Robert Louis Stevenson celebrated the imaginative magic of the comforter in his famous children’s poem “The Land of Counterpane.” And down on Cape Breton Island, Joanne Turner is still honouring the venerable folk art of the quilt. Each year, the 75-year-old member of Trinity Anglican Church, in the parish of Sydney Mines with Baddeck, crafts several beautiful patterned comforters and gives them away to charity or nursing home residents.
“I work on them over the winter and into the spring. It probably takes me about three or four months,” said Turner, who returned to Cape Breton in 1995 after a career as a medical lab technician in cities all over Canada.
Last year, with bids starting at $300, one of her inspirational quilts ultimately fetched $5,000 in a silent auction that travelled church to church the length and breadth of the island. Turner had donated the queen-size coverlet to the Anglican Church Women Nova Scotia Board’s annual project, 2015-16, entitled “Ability to Live with Spirit,” with proceeds going to the ALS Society of New Brunswick and Nova Scotia.
The design, “Desert Flower,” breathes the spare, spiritual quality of the American Southwest. “It was developed by Elizabeth Whitehead, based, I think, on designs of the Navajo Indians,” said Turner, who takes her overall concepts from magazines such as American Quilt Sampler. Then she brings a lab technician’s precision to cutting her own work patterns for the appliqués.

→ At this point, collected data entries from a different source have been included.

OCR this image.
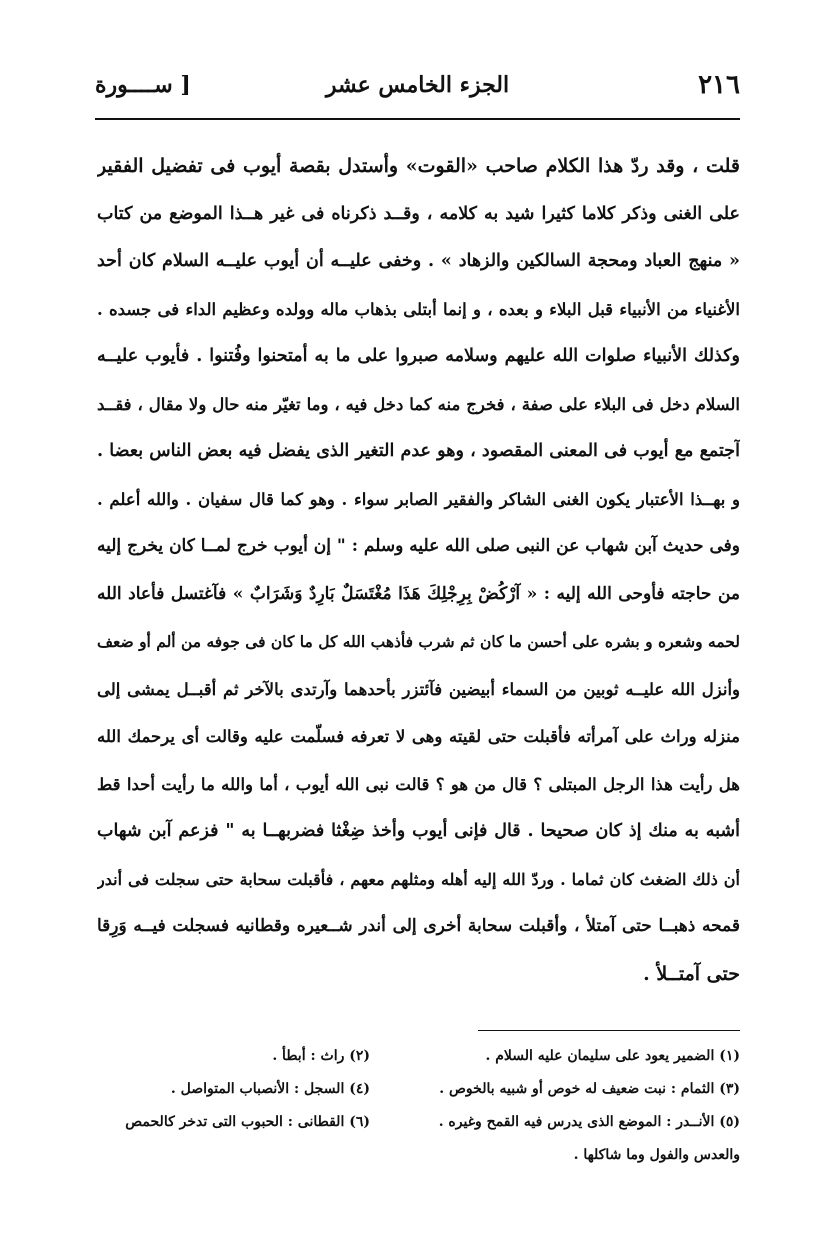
٢١٦
الجزء الخامس عشر
[ ســــورة
قلت ، وقد ردّ هذا الكلام صاحب «القوت» وأستدل بقصة أيوب فى تفضيل الفقير
على الغنى وذكر كلاما كثيرا شيد به كلامه ، وقــد ذكرناه فى غير هــذا الموضع من كتاب
« منهج العباد ومحجة السالكين والزهاد » . وخفى عليــه أن أيوب عليــه السلام كان أحد
الأغنياء من الأنبياء قبل البلاء و بعده ، و إنما أبتلى بذهاب ماله وولده وعظيم الداء فى جسده .
وكذلك الأنبياء صلوات الله عليهم وسلامه صبروا على ما به أمتحنوا وفُتنوا . فأيوب عليــه
السلام دخل فى البلاء على صفة ، فخرج منه كما دخل فيه ، وما تغيّر منه حال ولا مقال ، فقــد
آجتمع مع أيوب فى المعنى المقصود ، وهو عدم التغير الذى يفضل فيه بعض الناس بعضا .
و بهــذا الأعتبار يكون الغنى الشاكر والفقير الصابر سواء . وهو كما قال سفيان . والله أعلم .
وفى حديث آبن شهاب عن النبى صلى الله عليه وسلم : " إن أيوب خرج لمــا كان يخرج إليه
من حاجته فأوحى الله إليه : « آرْكُضْ بِرِجْلِكَ هَذَا مُغْتَسَلٌ بَارِدٌ وَشَرَابٌ » فآغتسل فأعاد الله
لحمه وشعره و بشره على أحسن ما كان ثم شرب فأذهب الله كل ما كان فى جوفه من ألم أو ضعف
وأنزل الله عليــه ثوبين من السماء أبيضين فآئتزر بأحدهما وآرتدى بالآخر ثم أقبــل يمشى إلى
منزله وراث على آمرأته فأقبلت حتى لقيته وهى لا تعرفه فسلّمت عليه وقالت أى يرحمك الله
هل رأيت هذا الرجل المبتلى ؟ قال من هو ؟ قالت نبى الله أيوب ، أما والله ما رأيت أحدا قط
أشبه به منك إذ كان صحيحا . قال فإنى أيوب وأخذ ضِغْثا فضربهــا به " فزعم آبن شهاب
أن ذلك الضغث كان ثماما . وردّ الله إليه أهله ومثلهم معهم ، فأقبلت سحابة حتى سجلت فى أندر
قمحه ذهبــا حتى آمتلأ ، وأقبلت سحابة أخرى إلى أندر شــعيره وقطانيه فسجلت فيــه وَرِقا
حتى آمتــلأ .
(١) الضمير يعود على سليمان عليه السلام .
(٢) راث : أبطأ .
(٣) الثمام : نبت ضعيف له خوص أو شبيه بالخوص .
(٤) السجل : الأنصباب المتواصل .
(٥) الأنــدر : الموضع الذى يدرس فيه القمح وغيره .
(٦) القطانى : الحبوب التى تدخر كالحمص
والعدس والفول وما شاكلها .
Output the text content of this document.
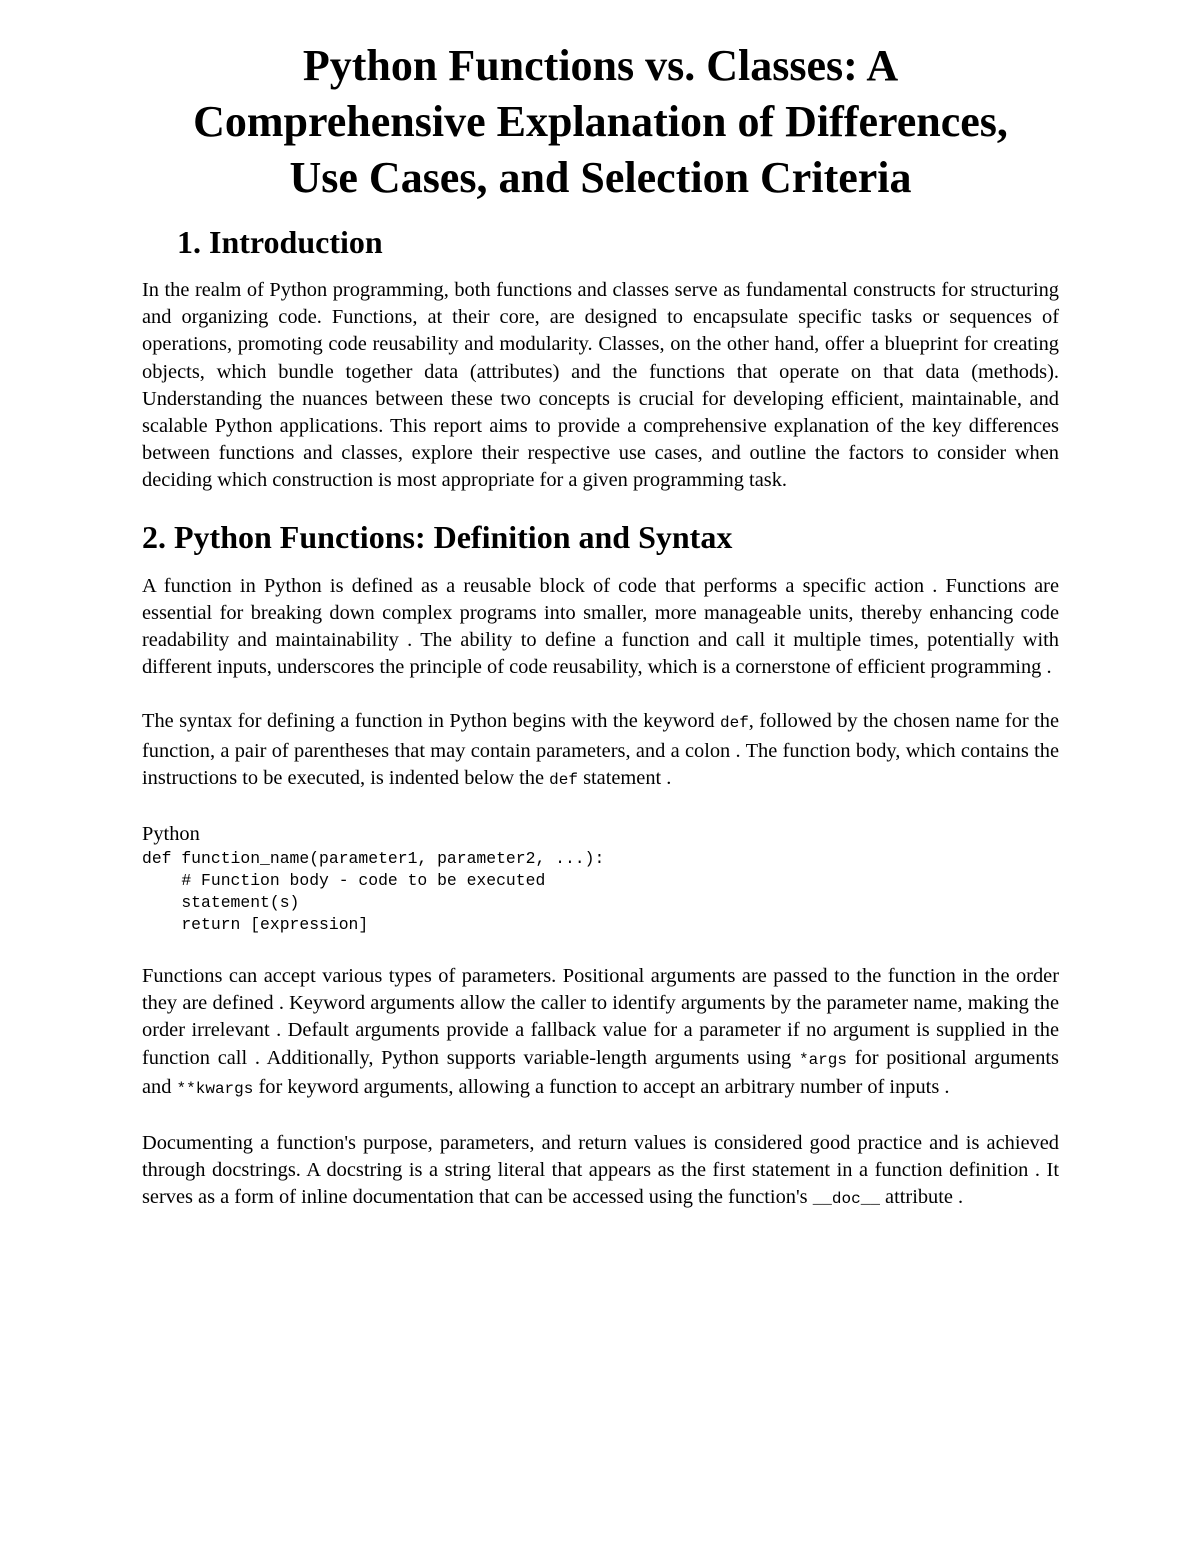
Python Functions vs. Classes: A
Comprehensive Explanation of Differences,
Use Cases, and Selection Criteria
1. Introduction

In the realm of Python programming, both functions and classes serve as fundamental constructs for structuring and organizing code. Functions, at their core, are designed to encapsulate specific tasks or sequences of operations, promoting code reusability and modularity. Classes, on the other hand, offer a blueprint for creating objects, which bundle together data (attributes) and the functions that operate on that data (methods). Understanding the nuances between these two concepts is crucial for developing efficient, maintainable, and scalable Python applications. This report aims to provide a comprehensive explanation of the key differences between functions and classes, explore their respective use cases, and outline the factors to consider when deciding which construction is most appropriate for a given programming task.

2. Python Functions: Definition and Syntax

A function in Python is defined as a reusable block of code that performs a specific action . Functions are essential for breaking down complex programs into smaller, more manageable units, thereby enhancing code readability and maintainability . The ability to define a function and call it multiple times, potentially with different inputs, underscores the principle of code reusability, which is a cornerstone of efficient programming .

The syntax for defining a function in Python begins with the keyword def, followed by the chosen name for the function, a pair of parentheses that may contain parameters, and a colon . The function body, which contains the instructions to be executed, is indented below the def statement .

Python
def function_name(parameter1, parameter2, ...):
# Function body - code to be executed
statement(s)
return [expression]

Functions can accept various types of parameters. Positional arguments are passed to the function in the order they are defined . Keyword arguments allow the caller to identify arguments by the parameter name, making the order irrelevant . Default arguments provide a fallback value for a parameter if no argument is supplied in the function call . Additionally, Python supports variable-length arguments using *args for positional arguments and **kwargs for keyword arguments, allowing a function to accept an arbitrary number of inputs .

Documenting a function's purpose, parameters, and return values is considered good practice and is achieved through docstrings. A docstring is a string literal that appears as the first statement in a function definition . It serves as a form of inline documentation that can be accessed using the function's __doc__ attribute .
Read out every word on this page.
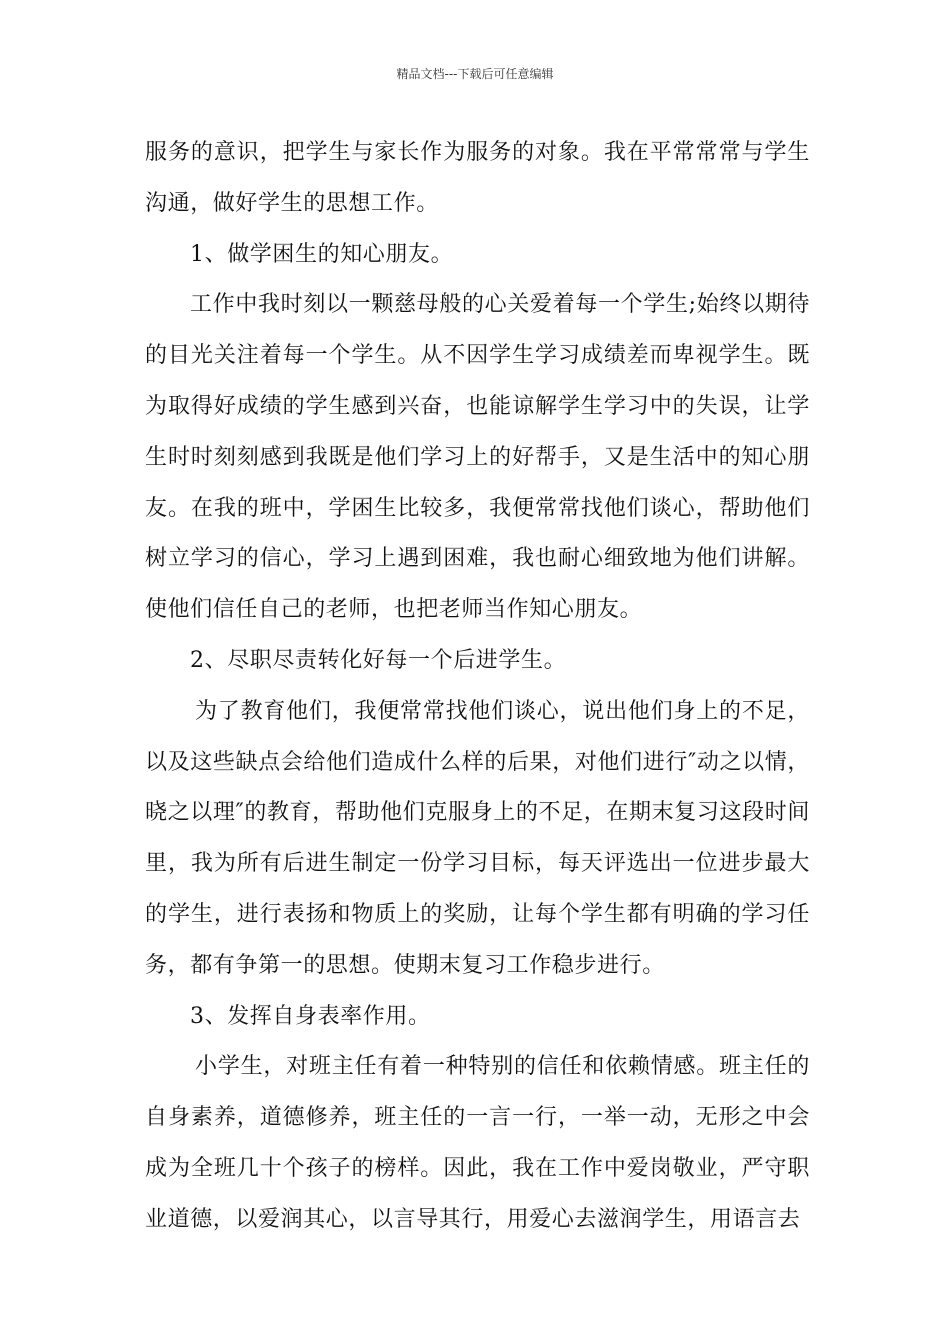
精品文档---下载后可任意编辑

服务的意识，把学生与家长作为服务的对象。我在平常常常与学生沟通，做好学生的思想工作。

1、做学困生的知心朋友。

工作中我时刻以一颗慈母般的心关爱着每一个学生;始终以期待的目光关注着每一个学生。从不因学生学习成绩差而卑视学生。既为取得好成绩的学生感到兴奋，也能谅解学生学习中的失误，让学生时时刻刻感到我既是他们学习上的好帮手，又是生活中的知心朋友。在我的班中，学困生比较多，我便常常找他们谈心，帮助他们树立学习的信心，学习上遇到困难，我也耐心细致地为他们讲解。使他们信任自己的老师，也把老师当作知心朋友。

2、尽职尽责转化好每一个后进学生。

为了教育他们，我便常常找他们谈心，说出他们身上的不足，以及这些缺点会给他们造成什么样的后果，对他们进行″动之以情，晓之以理″的教育，帮助他们克服身上的不足，在期末复习这段时间里，我为所有后进生制定一份学习目标，每天评选出一位进步最大的学生，进行表扬和物质上的奖励，让每个学生都有明确的学习任务，都有争第一的思想。使期末复习工作稳步进行。

3、发挥自身表率作用。

小学生，对班主任有着一种特别的信任和依赖情感。班主任的自身素养，道德修养，班主任的一言一行，一举一动，无形之中会成为全班几十个孩子的榜样。因此，我在工作中爱岗敬业，严守职业道德，以爱润其心，以言导其行，用爱心去滋润学生，用语言去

Designs aside, Turner’s comforters are meant to be warm and practical. “I make those quilts to be on the bed,” she said flatly.
A member of the Golden Arm Quilters, based at St. James Presbyterian Church in Sydney Mines, Turner recently donated a quilt that raised $1,300 for a local nursing home. And another piece is destined to raise funds to help her granddaughter’s Irish dance troupe visit Ireland next year. Taking shape now on her frame is a butterfly quilt, based on a delicate design inspired by ladies’ antique handkerchiefs.
The winning quilt. Photo: Contributed
But Turner’s Christian charity extends far beyond donating her finely crafted quilts. She also volunteers at Alderwood Nursing Home several times a week, serves as a lay reader at Trinity and gives presentations to the children of the church. “One time, she told them the story of pretzel making and actually gave them a lesson in how to make pretzels,” said the Rev. Stacey LeMoine, rector of Trinity Anglican’s 100-plus family parish. “She’s an amazing, positive, creative person. Everyone just loves Joanne— especially her infectious laugh. What a laugh she has!”
And quilt making seems to run in Cape Bretoners’ blood. Trinity’s own quilting group makes “touch quilts” for local Alzheimer’s patients. “They are very tactile, and the patients like to trace the square with their fingers,” said LeMoine.